COS 59-4 - Predicting future distribution of suitable habitat and potential for human-wildlife conflict using multi-scale models of species distribution and human development

Wednesday, August 4, 2010: 9:00 AM
321, David L Lawrence Convention Center
Christopher L. Burdett1, Dave Theobald2, Kenneth R. Wilson3, Walter M. Boyce4, Erin E. Boydston5, Robert N. Fisher6, Lisa M. Lyren7, Scott A. Morrison8, T. Winston Vickers4 and Kevin R. Crooks9, (1)Department of Biology, Colorado State University, Fort Collins, CO, (2)Natural Resources Recreation and Tourism, Colorado State University, Fort Collins, CO, (3)Fish, Wildlife, and Conservation Biology, Colorado State University, Fort Collins, CO, (4)Wildlife Health Center, University of California, Davis, Davis, CA, (5)Western Ecological Research Center, U.S. Geological Survey, Thousand Oaks, CA, (6)U. S. Geological Survey, U. S. Department of the Interior, San Diego, (7)Western Ecological Research Center, U.S. Geological Survey, Carlsbad, CA, (8)The Nature Conservancy, San Francisco, CA, (9)Department of Fish, Wildlife, and Conservation Biology, Colorado State University, Fort Collins, CO
Background/Question/Methods

The impact of human land uses on ecological systems typically depends on how extensively natural conditions are modified. However, areas of intermediate-intensity human development are difficult to detect with remote-sensing data, and are therefore rarely included in models of species distribution. Similarly, most species-distribution models do not predict how future development might affect the amount and configuration of suitable habitat. We addressed both these deficiencies by integrating  species-distribution models with a spatially-explicit housing-density model to study how a large carnivore, the puma (Puma concolor), was affected by human land uses at multiple spatial scales in the western United States (U.S.).

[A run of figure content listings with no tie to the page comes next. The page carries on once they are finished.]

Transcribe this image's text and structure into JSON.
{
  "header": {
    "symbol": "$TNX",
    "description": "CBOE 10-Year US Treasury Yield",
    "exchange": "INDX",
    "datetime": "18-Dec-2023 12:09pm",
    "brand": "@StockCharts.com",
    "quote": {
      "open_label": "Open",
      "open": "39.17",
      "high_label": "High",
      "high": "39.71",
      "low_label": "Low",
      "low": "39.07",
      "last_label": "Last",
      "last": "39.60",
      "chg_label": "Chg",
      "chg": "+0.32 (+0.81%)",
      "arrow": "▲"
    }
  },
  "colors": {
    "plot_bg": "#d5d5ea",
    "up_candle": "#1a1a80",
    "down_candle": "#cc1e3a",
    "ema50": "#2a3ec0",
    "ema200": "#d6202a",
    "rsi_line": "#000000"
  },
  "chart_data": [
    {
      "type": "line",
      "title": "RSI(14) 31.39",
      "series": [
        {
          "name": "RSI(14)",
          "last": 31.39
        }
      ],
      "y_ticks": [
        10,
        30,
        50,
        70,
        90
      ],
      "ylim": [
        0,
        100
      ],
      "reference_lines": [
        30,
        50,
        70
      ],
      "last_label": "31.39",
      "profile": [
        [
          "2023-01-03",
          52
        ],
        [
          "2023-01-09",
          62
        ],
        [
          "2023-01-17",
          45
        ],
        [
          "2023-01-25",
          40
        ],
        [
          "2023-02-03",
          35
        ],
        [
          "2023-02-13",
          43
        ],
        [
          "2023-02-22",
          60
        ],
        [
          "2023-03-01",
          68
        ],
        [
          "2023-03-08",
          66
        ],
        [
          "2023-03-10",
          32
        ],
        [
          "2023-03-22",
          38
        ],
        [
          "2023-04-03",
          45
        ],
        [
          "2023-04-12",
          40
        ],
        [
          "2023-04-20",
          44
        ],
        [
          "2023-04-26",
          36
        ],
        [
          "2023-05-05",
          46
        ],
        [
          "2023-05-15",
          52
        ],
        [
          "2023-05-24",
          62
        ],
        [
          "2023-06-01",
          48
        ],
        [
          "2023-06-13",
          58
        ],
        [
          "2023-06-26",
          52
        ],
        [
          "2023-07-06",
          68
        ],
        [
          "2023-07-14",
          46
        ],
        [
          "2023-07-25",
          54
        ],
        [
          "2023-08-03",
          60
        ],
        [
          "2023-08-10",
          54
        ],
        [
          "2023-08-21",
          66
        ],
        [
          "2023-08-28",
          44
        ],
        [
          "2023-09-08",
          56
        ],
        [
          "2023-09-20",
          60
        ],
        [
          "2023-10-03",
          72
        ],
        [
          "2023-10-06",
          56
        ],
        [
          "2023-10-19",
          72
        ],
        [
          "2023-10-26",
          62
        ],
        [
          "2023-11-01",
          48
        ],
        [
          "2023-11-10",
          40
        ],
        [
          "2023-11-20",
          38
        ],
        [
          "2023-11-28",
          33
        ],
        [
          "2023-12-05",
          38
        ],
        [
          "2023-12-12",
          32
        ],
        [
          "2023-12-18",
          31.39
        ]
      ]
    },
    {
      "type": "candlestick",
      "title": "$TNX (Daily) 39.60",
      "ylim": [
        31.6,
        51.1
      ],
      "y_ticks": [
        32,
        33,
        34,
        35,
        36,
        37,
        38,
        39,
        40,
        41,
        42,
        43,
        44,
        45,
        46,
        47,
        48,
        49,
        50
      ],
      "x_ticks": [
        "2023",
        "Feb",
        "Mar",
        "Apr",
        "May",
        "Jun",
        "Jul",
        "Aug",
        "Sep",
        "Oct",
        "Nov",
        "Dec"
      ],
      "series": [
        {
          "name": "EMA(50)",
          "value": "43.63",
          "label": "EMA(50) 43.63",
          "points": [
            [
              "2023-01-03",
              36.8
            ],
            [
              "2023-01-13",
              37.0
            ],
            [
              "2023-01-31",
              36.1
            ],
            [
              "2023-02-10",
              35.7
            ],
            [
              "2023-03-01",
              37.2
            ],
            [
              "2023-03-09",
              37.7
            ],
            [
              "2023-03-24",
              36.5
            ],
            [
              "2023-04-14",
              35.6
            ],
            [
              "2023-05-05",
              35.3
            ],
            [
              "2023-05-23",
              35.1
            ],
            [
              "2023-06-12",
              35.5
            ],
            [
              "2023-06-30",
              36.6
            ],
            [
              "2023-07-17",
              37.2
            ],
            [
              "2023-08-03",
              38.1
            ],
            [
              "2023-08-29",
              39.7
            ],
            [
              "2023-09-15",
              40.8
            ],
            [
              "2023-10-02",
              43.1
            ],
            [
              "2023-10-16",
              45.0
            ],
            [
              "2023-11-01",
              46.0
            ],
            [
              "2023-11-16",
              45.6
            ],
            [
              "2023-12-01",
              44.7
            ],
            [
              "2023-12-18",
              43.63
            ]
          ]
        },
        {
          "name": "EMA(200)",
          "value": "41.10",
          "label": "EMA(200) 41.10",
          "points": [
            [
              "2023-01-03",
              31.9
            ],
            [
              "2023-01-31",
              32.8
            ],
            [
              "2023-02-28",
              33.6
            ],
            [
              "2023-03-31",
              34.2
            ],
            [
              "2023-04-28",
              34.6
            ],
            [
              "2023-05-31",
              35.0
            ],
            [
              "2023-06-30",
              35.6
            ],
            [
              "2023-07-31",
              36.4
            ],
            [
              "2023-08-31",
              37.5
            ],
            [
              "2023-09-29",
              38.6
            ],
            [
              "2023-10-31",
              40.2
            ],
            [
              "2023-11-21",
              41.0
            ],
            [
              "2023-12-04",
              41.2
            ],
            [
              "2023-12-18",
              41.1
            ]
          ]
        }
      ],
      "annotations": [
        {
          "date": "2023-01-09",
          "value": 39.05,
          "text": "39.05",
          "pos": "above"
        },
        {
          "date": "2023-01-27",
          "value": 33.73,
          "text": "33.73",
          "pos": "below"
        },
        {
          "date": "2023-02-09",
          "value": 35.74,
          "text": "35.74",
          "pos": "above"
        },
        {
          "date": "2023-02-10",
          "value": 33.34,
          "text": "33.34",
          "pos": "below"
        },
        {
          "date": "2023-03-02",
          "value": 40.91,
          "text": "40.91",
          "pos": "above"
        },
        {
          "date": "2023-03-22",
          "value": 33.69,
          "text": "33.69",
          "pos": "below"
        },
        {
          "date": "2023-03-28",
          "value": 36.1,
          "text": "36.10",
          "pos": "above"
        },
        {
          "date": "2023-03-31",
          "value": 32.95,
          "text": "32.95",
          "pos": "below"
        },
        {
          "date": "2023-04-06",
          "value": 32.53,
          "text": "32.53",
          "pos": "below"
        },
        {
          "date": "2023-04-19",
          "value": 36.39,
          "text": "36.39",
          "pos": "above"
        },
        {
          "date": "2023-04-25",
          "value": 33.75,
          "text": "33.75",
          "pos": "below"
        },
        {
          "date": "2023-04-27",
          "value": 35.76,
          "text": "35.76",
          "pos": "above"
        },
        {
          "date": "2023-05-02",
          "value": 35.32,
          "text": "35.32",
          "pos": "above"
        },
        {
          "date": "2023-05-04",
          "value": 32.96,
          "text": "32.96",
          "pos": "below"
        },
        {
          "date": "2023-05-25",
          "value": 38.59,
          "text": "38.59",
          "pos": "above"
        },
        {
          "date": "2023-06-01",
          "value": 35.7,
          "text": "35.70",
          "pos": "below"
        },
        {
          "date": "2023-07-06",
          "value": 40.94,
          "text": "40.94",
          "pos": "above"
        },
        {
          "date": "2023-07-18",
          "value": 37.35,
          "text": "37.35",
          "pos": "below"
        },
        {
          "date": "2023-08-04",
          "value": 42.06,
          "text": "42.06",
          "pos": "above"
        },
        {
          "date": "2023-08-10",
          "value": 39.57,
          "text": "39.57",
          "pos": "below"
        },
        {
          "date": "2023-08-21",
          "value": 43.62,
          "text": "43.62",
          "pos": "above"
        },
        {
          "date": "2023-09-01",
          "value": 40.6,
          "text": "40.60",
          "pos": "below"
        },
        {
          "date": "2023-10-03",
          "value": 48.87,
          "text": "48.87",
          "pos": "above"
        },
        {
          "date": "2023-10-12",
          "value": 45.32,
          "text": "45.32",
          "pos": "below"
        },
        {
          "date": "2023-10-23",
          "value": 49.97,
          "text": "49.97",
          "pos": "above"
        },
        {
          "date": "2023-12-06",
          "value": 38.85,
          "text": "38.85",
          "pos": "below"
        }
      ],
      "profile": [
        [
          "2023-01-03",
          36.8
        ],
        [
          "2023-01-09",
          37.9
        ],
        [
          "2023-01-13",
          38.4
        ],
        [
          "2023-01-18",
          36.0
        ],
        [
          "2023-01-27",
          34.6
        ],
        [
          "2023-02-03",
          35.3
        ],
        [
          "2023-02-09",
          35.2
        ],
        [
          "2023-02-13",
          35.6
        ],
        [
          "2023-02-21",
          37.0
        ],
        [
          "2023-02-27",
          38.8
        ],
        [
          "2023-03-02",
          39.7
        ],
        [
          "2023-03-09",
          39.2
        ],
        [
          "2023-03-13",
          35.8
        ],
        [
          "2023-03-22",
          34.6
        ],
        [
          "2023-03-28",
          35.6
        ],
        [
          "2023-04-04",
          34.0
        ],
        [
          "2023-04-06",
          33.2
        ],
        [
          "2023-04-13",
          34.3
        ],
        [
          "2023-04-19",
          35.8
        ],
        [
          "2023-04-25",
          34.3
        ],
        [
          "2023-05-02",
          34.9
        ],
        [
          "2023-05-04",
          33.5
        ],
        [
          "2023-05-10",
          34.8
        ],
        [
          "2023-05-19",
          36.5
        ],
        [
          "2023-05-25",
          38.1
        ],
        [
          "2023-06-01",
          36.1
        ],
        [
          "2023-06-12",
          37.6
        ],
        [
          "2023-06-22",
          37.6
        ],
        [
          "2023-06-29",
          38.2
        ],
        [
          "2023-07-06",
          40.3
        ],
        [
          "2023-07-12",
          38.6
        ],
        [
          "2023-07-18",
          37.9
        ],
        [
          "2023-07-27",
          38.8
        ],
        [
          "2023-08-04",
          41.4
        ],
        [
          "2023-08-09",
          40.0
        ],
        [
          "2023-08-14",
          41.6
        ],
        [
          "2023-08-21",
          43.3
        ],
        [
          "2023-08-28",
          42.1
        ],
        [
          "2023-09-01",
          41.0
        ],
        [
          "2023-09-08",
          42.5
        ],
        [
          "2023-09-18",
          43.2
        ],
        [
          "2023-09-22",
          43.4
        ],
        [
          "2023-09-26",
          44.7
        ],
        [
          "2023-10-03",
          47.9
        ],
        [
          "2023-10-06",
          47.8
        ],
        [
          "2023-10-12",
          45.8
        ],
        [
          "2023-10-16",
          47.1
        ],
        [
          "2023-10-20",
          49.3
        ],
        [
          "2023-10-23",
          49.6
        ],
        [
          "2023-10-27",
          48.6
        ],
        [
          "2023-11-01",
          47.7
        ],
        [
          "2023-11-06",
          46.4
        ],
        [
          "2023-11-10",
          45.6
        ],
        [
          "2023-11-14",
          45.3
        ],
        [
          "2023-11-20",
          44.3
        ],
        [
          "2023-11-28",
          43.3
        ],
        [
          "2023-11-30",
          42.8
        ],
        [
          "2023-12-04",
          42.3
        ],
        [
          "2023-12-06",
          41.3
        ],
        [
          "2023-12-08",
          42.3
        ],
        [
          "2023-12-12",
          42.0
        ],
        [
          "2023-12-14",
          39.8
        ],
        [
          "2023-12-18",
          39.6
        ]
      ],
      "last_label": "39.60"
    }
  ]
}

At a local scale, we studied the response of marked pumas in southern California to natural and anthropogenic features and evaluated if mortality risk varied due to the intensity of human development. At a ecoregional scale, we developed puma distribution models for the western U.S. using local spatial-regression models and harvest records collated across game-management units. At both scales, our housing-density model allowed us to examine changes in the amount and distribution of puma habitat historically (1970-2000) and in the future (2000 -2030). We also predicted areas of the western U.S. that may become future hotspots for puma-human conflict.

Results/Conclusions

We found pumas in southern California occupied much of the remaining natural landscape but rarely incorporated suburban or urban development into their home ranges. Pumas incorporated rural and exurban development into their home ranges, apparently perceiving these areas as modified habitat, rather than non-habitat. However, mortality risk increased with use of exurban areas, suggesting that exurban areas may be hotspots for puma-human conflict. At the biogeographic-scale, we found that a geographically-weighted regression (GWR) model depicted the distribution of pumas substantially better than a global, non-spatial model (AICcΔ = 161). This resulted from non-stationarity in puma response to some covariates across the western U.S., including the positive association with precipitation that occurred in arid regions but not mesic regions. Harvest records provided a reasonable index of the relative abundance of pumas across the western U.S., as indicated by the amount of residual variation in our model that was associated with human access (R2 = 0.16). Our results suggest that local spatial-regression methods like GWR are advantageous for broad-scale species-distribution models. We identified over 15,000 km2 in the western U.S. where puma-human conflict may increase in coming decades due to development. These hotspots included large urban corridors and less intensively developed regions.